Blogs > Stone Age Brain | Rick Shenkman > How bad can an El Niño be? This bad.

Oct 29, 2014

How bad can an El Niño be? This bad.


tags: Science,Weather,El Niño

"The 1997–98 El Niño observed by TOPEX/Poseidon. The white areas off the tropical coasts of South and North America indicate the pool of warm water. " (Wikipedia)

A paleoclimate scientist reports that the fall of some empires may in part have been due to a weather phenomenon, El Niño. At a meeting of the Council for the Advancement of Science Writing Lonnie G. Thompson, a professor at Ohio State University, noted that the weather system changes associated with El Niño occurred at the moment that the Mayan and Inca empires began to collapse.  “In climate, I think it’s remarkable that ... in ice fields on both sides of the Pacific, there are recording of major droughts in written histories in terms of major social unrest,” he observed.

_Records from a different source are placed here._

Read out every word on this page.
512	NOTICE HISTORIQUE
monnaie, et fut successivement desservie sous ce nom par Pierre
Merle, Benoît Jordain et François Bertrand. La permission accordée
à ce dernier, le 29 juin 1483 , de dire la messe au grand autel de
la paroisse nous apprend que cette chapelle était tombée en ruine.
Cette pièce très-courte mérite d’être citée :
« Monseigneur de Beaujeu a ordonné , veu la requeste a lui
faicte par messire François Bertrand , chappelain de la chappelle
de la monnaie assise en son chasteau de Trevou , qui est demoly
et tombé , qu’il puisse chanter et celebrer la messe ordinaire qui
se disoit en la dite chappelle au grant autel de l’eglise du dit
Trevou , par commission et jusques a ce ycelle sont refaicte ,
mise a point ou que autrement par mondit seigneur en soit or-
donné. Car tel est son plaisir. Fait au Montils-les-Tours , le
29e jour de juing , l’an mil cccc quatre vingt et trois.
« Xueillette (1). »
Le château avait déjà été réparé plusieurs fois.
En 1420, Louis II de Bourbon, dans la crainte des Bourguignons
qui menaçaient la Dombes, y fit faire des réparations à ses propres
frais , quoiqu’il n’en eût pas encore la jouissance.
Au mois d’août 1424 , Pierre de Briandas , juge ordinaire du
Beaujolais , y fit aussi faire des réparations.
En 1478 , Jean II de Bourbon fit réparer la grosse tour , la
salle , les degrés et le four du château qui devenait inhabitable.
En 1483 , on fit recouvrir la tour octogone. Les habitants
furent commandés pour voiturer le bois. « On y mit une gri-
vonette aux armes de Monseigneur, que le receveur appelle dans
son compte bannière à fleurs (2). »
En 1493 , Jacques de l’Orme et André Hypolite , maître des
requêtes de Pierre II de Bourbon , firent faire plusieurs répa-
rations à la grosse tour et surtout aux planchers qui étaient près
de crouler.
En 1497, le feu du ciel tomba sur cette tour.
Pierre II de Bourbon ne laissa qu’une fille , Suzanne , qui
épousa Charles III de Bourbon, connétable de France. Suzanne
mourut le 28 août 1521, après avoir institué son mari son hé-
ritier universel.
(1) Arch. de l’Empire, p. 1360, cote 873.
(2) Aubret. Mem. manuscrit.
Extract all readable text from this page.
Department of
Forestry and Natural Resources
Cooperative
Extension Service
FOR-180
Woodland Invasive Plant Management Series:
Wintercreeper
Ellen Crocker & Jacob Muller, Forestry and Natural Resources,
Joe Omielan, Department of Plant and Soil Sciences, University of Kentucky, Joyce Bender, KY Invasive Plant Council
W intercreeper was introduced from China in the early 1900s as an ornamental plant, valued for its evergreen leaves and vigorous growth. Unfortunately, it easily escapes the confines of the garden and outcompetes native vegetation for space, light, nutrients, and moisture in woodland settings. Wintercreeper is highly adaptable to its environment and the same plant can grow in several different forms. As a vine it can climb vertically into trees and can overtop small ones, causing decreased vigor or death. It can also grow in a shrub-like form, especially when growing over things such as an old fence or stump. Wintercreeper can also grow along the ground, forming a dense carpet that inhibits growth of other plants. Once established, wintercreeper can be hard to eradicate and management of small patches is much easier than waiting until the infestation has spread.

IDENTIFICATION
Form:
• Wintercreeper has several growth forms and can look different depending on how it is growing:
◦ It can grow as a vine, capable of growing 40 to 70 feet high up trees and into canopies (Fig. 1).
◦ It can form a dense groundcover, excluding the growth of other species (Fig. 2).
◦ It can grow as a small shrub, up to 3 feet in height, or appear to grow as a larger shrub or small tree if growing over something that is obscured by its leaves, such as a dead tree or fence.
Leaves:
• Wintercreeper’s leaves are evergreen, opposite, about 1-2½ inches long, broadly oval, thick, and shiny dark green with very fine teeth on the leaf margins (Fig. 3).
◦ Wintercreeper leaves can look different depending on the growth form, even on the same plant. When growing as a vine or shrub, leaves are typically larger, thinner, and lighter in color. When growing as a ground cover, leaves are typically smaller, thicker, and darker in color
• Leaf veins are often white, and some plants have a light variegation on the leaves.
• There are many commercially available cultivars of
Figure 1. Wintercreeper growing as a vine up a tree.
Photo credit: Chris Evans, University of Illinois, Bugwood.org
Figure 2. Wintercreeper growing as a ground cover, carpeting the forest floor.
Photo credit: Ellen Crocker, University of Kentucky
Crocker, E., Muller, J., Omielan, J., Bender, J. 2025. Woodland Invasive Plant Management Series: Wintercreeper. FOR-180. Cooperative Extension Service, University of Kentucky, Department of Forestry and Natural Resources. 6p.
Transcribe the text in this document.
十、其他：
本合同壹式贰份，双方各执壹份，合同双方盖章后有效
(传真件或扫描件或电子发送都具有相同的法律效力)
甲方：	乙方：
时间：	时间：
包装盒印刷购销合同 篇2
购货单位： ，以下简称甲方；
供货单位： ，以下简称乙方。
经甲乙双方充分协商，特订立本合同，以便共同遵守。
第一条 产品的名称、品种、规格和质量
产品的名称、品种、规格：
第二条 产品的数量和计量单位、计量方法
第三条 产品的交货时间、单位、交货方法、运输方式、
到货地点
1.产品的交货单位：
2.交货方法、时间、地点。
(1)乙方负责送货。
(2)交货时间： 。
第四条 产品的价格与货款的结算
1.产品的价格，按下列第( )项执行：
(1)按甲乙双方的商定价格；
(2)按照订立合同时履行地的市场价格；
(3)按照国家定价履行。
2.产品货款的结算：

Central America is thought to be particularly susceptible to El Niño effects, but other areas have also suffered.  A particular problem for humans is that an El Niño system brings about rapid changes in the environment, so rapid people find it difficult to adapt in time.

Joel Shurkin, a science journalist who has taught at Stanford University, draws attention to the work of Thompson in an article published on the website of InsideScience. Shrunken notes that scientists have even blamed El Niño on the influenza epidemic of 1918:

The connection to the flu pandemic goes back to 2010 when Benjamin Giese at Texas A&M University in College Station reported that a review of centuries of El Niño records showed that the 1918-1919 occurrence was unique. It was strong in the central Pacific but oddly milder along the coast of the Americas.

The location, he wrote, triggered a severe drought in India when the monsoons failed, and 18 million Indians died. The flu coincided with the public health emergency there and spread into Europe and America.

Thompson pointed out that 1918 was not just the year of the flu but the end of World War I and several political upheavals, including the Russian Revolution.

In 1781, the monsoon also failed and 600,000 Indians starved to death. The same year, black swan events devastated Australia, Egypt, Mexico and the Caribbean, Thompson said.

No one is saying that the changes in the weather are wholly responsible for these events.  That would be reductionist.  But they are suggesting that historians take the weather more into account than they have in the past.